For the next 10 minutes I get his views that fans that do not support their local team are tantamount to scum and not true football fans. Then came the line that really annoyed me: “Unless you go to the games, you cannot be a football fan." Had this been a cartoon, my head would have gone bright red and swelled with anger. See, I take exception at this comment and I just had to fight back……..and it was another two hours to London so I had plenty of time.

It would seem in this country we have the opinion that unless you go to the game on a regular basis, you are not a football supporter. So this basically means Newcastle United have 52,287 fans. It is 52,287 exactly since that is how many can fit in the ground. Equally, Manchester United, despite their worldwide reputation, only have 76,212 fans. The logical extension to this argument is that because I do not attend games on a regular basis, I don’t support any team.

In all honesty, most of my interaction with live football comes via Sky Sports. I am an armchair fan and proud of it. I enjoy watching the game on television, I enjoy sitting in the comfort of my own home without having to pay stupid prices to get a drink or some food while I enjoy the action. I certainly do not think I deserve a tirade on the train. I do, occasionally, enjoy lives game although I am put off by the general drinking and violent culture prevalent on some grounds.

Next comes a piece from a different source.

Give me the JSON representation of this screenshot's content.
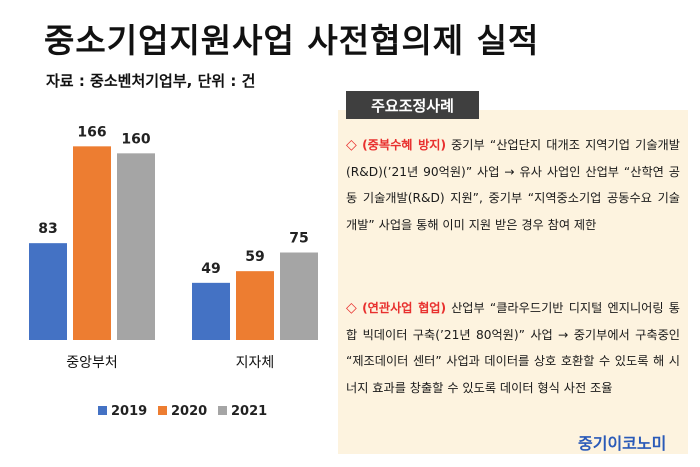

In saying that, I am proud of the fact that I am an armchair fan. I most certainly do not think anything bad about the thousands who pack into grounds across the country to roar on their team. I was watching a nondescript game on Sky last year involving Blackburn. It was a 5.15pm kick off on a Saturday and the rugby was on BBC. I am not a fan of rugby but I found myself watching the game because of the great atmosphere at the Millennium Stadium. The Blackburn game, although vaguely interesting, had a very low attendance and the atmosphere was a turn-off.

The gentleman next to me reminds me that he pays £750 a year for his season ticket, has just bought the new home shirt and bought his son a cup with the crest on. I inform him that I, too, have just bought the new home shirt, I, too, buy (overpriced) merchandise with the club crest on and I pay £660 for my Sky subscription. Equally, I remind him that the record television deal that has just started was paid for, in part, with my subscription. The Premier League would not be where it is now without television money, whatever your views on its merits.

I suddenly find myself on the set of A Question of Sport. After firing endless questions at me, hefinishes with the classic Spurs' riddle: What was special about the 1901 FA Cup Final? Answer, Spurs the first, and only, non-league team to win the FA Cup (which was the answer he was looking for) and that was the first final to wrap a ribbon of the winning team's colours around the cup. This, it transpires, he was not aware of. "Who is the real fan?” I asked.

Retreating like a defeated army general, he heads to the restaurant car, never to return. I have won this battle. I know that supporting a football team is not just about turning up every other week for 90 minutes of football. There is so much more. Some of my colleagues watch football for entertainment but would struggle to name the starting line-up of their team.

Others, like me, take a wider view of the game including the history and statistics and the take the live action from the television. The beauty of the game is there are so many ways to get involved. There is no entry ticket to being a football fan apart from a passion for the game.